If the last 12 months has taught us anything about dividend investing, it’s that you shouldn’t chase the highest yields. After all, these dividends typically come from shaky companies. Worse still, many firms pay more to shareholders than they make in income.
But if you look hard enough, you can still get a 4% yield without taking outsized risks. On that note, below are three of the safest dividends yielding at least this much.
1. RBC
This is undeniably a scary time to be buying the banks. Canada’s economy is likely in recession, interest rates have been cut twice this year, and the country’s housing market is due for a correction. To top it all off, consumer debt remains at record levels, and competition from financial-technology companies is intensifying.
But the Big Five banks are still some of Canada’s best dividend stocks. None of them have cut their dividends since World War II, and they are all well capitalized. They also have a conservative culture, having just gone through the financial crisis.

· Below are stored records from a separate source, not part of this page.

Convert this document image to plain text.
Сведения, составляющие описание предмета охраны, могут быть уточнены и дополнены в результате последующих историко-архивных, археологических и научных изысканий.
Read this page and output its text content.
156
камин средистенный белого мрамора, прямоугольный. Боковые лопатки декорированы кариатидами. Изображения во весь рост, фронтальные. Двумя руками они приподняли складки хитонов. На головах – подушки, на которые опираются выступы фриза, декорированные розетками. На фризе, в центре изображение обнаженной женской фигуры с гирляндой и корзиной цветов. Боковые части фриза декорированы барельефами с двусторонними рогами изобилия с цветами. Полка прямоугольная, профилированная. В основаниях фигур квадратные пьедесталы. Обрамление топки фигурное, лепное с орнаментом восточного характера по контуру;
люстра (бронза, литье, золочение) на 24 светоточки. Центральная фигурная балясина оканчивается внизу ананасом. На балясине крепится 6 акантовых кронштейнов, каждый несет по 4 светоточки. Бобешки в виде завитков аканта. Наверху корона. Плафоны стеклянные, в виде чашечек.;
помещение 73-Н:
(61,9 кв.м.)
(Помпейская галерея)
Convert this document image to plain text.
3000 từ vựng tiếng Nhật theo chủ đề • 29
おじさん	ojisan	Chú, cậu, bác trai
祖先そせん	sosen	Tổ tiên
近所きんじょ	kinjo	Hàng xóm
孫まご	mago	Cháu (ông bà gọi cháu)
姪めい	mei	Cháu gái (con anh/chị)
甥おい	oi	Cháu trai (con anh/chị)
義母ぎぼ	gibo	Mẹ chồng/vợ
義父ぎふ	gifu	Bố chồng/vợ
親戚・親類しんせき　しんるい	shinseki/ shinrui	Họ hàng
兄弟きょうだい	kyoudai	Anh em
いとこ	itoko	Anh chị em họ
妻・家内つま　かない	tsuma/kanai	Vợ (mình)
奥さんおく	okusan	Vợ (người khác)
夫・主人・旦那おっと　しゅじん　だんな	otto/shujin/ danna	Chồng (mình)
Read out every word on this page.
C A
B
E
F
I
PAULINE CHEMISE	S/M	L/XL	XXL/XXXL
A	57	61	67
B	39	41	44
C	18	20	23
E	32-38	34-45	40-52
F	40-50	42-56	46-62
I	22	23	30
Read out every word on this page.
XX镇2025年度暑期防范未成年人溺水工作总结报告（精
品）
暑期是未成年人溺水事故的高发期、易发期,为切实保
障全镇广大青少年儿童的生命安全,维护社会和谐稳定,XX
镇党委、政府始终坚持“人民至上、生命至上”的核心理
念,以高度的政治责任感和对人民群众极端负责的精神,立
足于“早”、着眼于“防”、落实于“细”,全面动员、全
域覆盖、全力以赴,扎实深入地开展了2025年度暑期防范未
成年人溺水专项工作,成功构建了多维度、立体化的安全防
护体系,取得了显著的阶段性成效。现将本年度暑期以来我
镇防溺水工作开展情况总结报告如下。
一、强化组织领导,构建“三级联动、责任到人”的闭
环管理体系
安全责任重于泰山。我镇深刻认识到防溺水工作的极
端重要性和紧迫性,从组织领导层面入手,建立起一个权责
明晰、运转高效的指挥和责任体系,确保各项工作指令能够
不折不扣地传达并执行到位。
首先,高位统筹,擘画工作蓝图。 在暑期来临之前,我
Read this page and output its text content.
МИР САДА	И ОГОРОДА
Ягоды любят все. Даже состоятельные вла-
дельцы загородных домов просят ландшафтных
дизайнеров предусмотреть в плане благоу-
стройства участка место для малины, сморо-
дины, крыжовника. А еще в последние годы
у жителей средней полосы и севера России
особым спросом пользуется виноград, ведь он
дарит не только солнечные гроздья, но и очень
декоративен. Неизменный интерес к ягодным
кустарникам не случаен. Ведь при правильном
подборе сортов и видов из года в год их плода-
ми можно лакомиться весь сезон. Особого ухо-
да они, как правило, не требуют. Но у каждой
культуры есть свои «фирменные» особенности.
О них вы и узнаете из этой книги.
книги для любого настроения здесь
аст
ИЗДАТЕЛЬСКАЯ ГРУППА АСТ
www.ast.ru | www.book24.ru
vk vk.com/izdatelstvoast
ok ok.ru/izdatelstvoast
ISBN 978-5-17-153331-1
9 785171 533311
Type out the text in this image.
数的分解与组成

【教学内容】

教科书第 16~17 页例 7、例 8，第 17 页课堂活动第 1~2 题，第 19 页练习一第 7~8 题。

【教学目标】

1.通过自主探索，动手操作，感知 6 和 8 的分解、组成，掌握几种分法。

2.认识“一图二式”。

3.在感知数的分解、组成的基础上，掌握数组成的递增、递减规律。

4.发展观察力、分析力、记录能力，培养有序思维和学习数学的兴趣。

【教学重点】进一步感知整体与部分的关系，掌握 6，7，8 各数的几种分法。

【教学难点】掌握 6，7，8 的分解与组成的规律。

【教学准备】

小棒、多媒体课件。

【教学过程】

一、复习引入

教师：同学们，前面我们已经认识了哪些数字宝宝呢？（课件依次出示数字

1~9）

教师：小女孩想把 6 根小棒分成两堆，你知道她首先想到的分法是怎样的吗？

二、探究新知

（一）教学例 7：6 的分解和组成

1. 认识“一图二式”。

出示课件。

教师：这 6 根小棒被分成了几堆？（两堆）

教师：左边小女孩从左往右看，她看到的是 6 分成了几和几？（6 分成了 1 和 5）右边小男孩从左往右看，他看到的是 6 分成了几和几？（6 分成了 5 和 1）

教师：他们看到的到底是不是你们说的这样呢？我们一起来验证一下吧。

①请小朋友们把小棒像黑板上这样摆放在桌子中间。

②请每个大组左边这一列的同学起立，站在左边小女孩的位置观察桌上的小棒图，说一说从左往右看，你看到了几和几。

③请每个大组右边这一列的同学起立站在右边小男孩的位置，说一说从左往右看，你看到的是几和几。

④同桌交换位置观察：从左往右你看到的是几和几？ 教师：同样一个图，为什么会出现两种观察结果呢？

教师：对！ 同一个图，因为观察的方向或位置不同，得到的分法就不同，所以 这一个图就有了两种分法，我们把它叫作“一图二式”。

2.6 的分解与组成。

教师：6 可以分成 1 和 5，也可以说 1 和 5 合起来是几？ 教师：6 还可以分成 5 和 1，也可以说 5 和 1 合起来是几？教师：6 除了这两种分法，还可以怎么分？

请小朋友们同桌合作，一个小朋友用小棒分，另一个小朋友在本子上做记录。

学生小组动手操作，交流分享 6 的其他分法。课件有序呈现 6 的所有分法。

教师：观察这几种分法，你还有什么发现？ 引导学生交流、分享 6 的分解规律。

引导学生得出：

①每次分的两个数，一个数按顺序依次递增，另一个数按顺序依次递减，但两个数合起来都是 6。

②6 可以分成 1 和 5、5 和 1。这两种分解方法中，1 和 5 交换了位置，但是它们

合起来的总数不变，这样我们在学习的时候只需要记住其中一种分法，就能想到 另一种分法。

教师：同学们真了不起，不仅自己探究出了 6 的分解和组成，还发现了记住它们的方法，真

Royal Bank of Canada (TSX:RY)(NYSE:RY) is the largest of the Big Five, and one of the best dividend stocks on the S&P/TSX 60. It pays a dividend of $0.77 per quarter, good enough for a 4.1% yield, but still has only 48% of trailing earnings per share. So, even if the company slips up a little, its dividend is still very affordable.
2. TransCanada
At first glance, energy pipeline operator TransCanada Corporation (TSX:TRP)(NYSE:TRP) seems like a risky stock in this environment. But the opposite is true.
TransCanada’s pipelines are typically secured by long-term contracts, leaving the company unexposed to commodity prices. Better yet, transporting oil by pipeline is safer and more economic than crude by rail.
So, TransCanada should have no trouble meeting its goal of 8% dividend growth through 2017. And in the meantime, its payout yields a solid 4.5%.
3. Rogers
Rogers Communications Inc. (TSX:RCI.B)(NYSE:RCI) has had its fair share of struggles over the last couple of years. Subscribers have grown tired of the company’s substandard customer service, and as a result the company is losing market share. The company is also facing pressure in its cable TV business as subscribers opt for Internet-based video offerings instead.
Yet Rogers’s revenue has remained remarkably stable throughout, and even increased by 6% year over year in the most recent quarter. And earnings will get a nice long-term boost as Canadians crave greater amounts of mobile data. So, the dividend, which currently yields 4.2%, is absolutely safe.